On the television front, anime continued to stake its claim as one of the highest ranking attention grabbers. September was a landmark month for many fans—after a few years of fruitless rumors and whispers that it would never happen, the much beloved Naruto finally premiered on Cartoon Network. The fact that it was licensed was reason enough for fans to enjoy, but to be able to enjoy it on cable was bliss for many.

Moving from the small screen to the big screen, there was just as much groundbreaking news there. After opening at the end of 2004 to much success, Hayao Miyazaki's Howl's Moving Castle continued to hold its head high on Japanese box office charts. It stayed in the top spot for over 8 weeks and spent over 15 weeks on the Top 10 list. It broke previous records set by Spirted Away not only in its home country, but in other countries as well. During its first 50 days in South Korea, it sold 1 million more tickets than Spirited Away.

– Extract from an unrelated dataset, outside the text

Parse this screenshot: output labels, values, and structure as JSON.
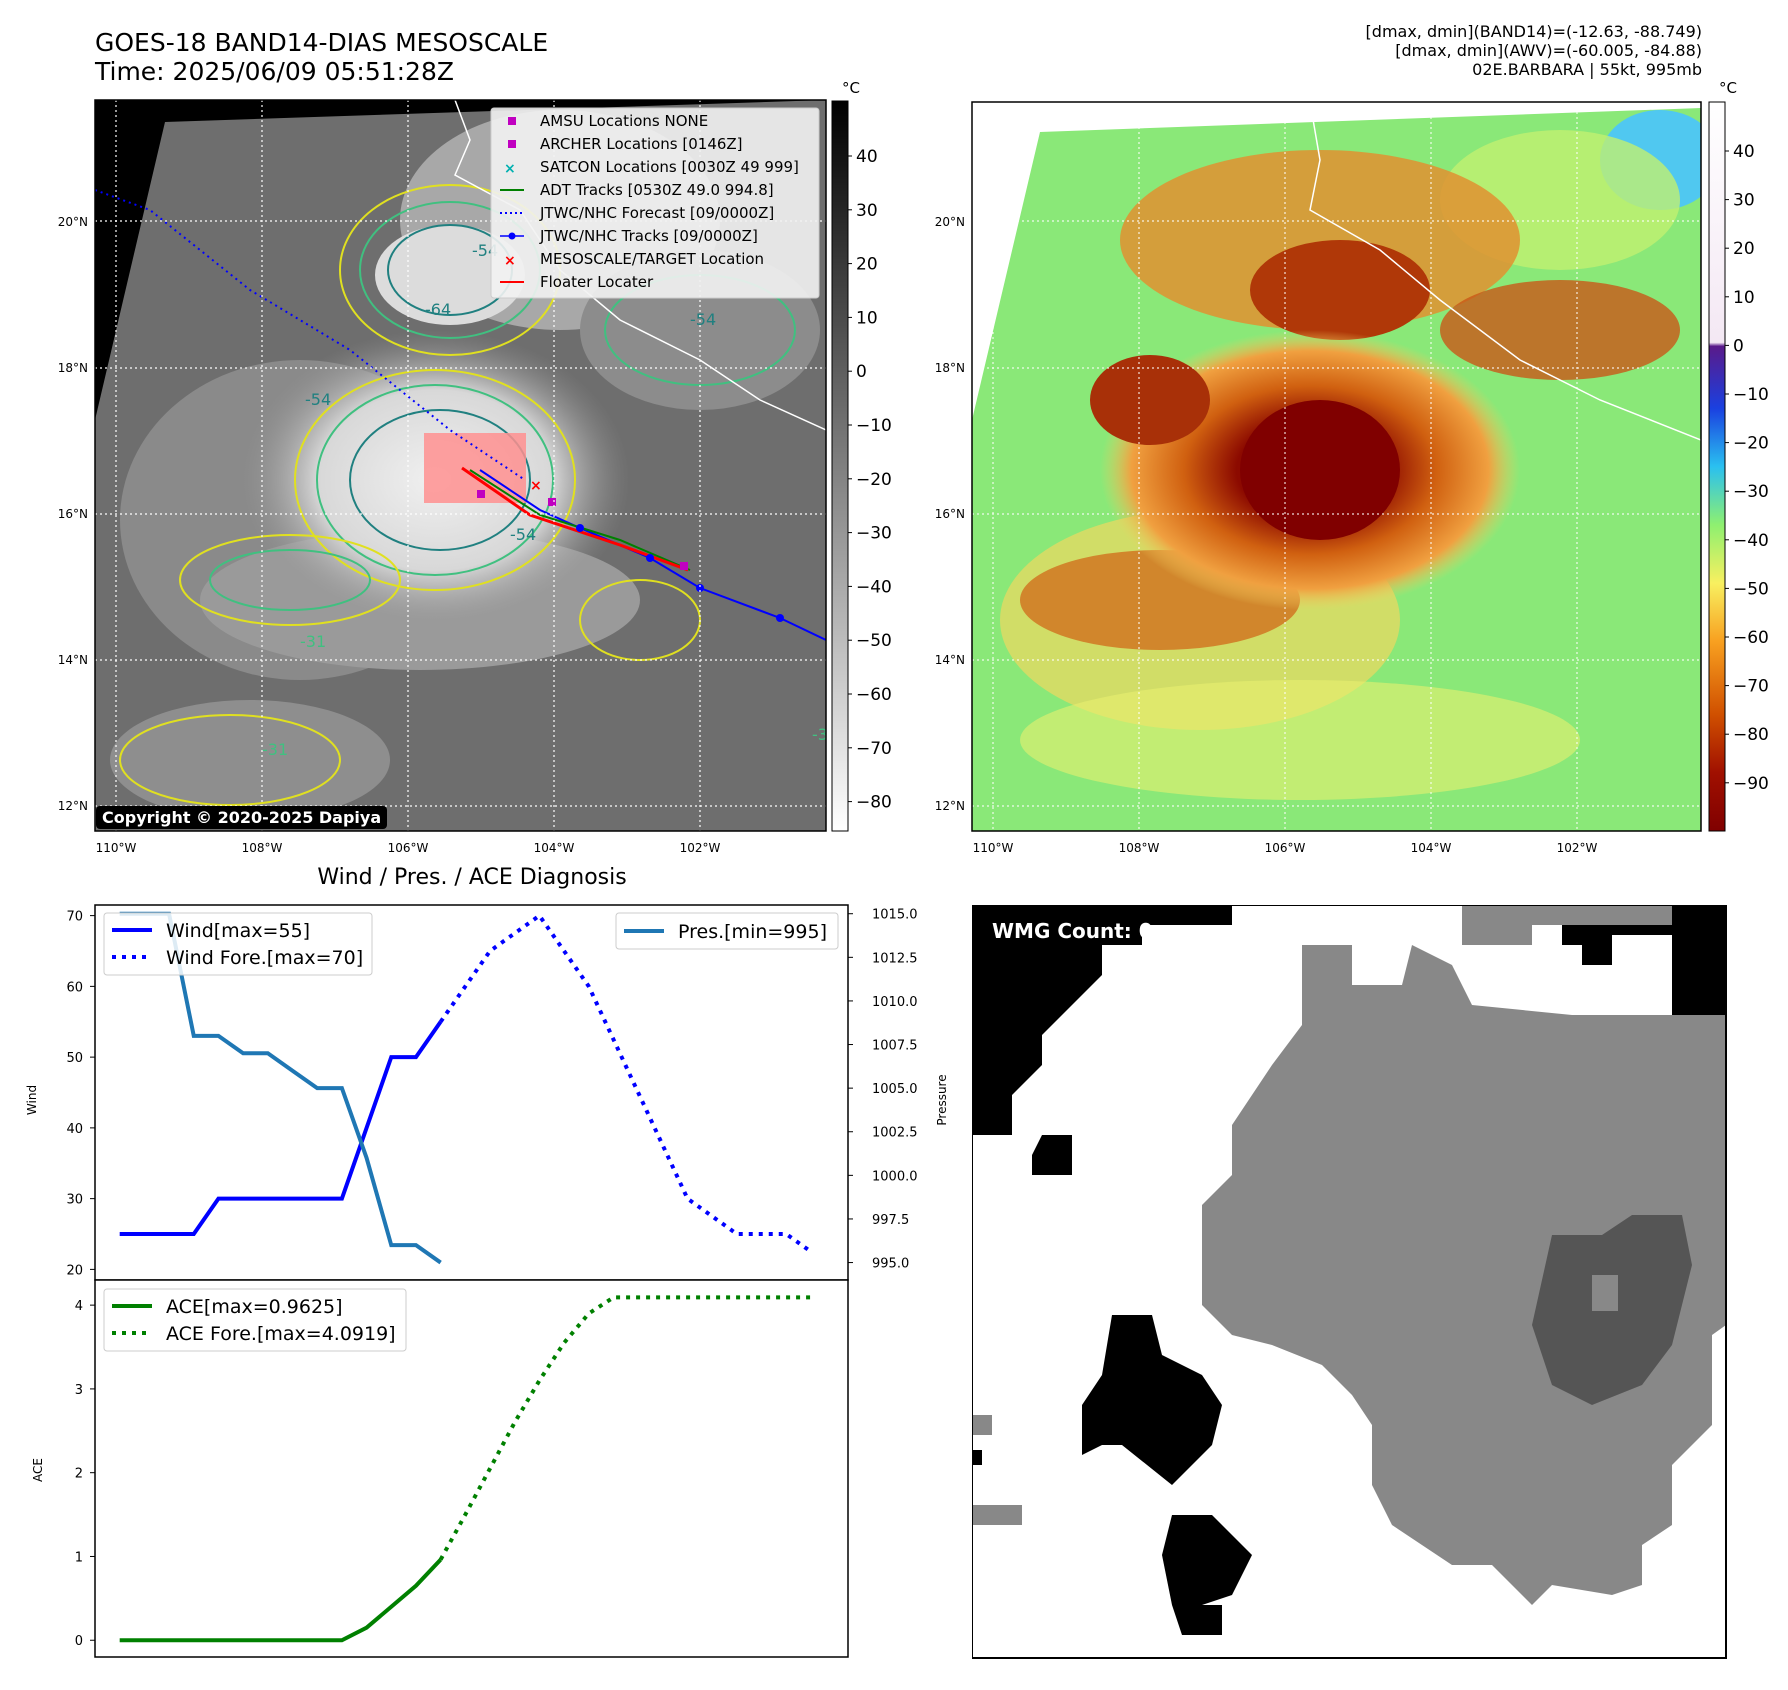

It eventually peeked into American theaters, where it enjoyed plenty of fan praise, but lukewarm critical reception. Other big name movies included Katsuhiro Otomo's Steamboy, which was released in March across the United States.

Interestingly, one of the biggest movie buzzes wasn't really anime-related, but more video game-related—Final Fantasy 7: Advent Children. Released in Japan on DVD, the film - although criticized for being unintelligible to anyone who hadn't played the PlayStation game it's based on - was lauded for its amazing visuals and stunning rendering. Unfortunately, the US release of the film was delayed many times; it's now expected to release in 2006.

Continuing a trend from a few years ago, there was more live-action fun to be had this year, with several titles either launching in Japan or heading into production. Viewers were able to anticipate seeing their favorite characters come alive, with movies and TV specials and series based on titles like Blue Submarine No. 6, Saikano, Prince of Tennis, Dance Till Tomorrow, Mushishi, Grave of the Firelies, NANA, God's Left Hand, Devil's Right Hand, Maison Ikkoku, Designer, Advice for Sane Romance, Tokyo University Story, Boys Over Flowers, Honey and Clover, and Parasyte. Movies like Initial D enjoyed popularity at several film festivals and even a US release. Other titles received the Hollywood treatment, from the critically panned Aeon Flux starring Charlize Theron and plans for a Voltron movie.

With so many events happening in 2005, it would be impossible to pin down the most “important” event, or even the trend. All that can really be said is that when it's all over and done, the year brought anime and its subculture a few steps closer to integration with mainstream society. Whether this cheers you or depresses you, it can't be denied that anime is becoming stronger and stronger ever year, and it will be interesting to see how the news of 2006 reflects this.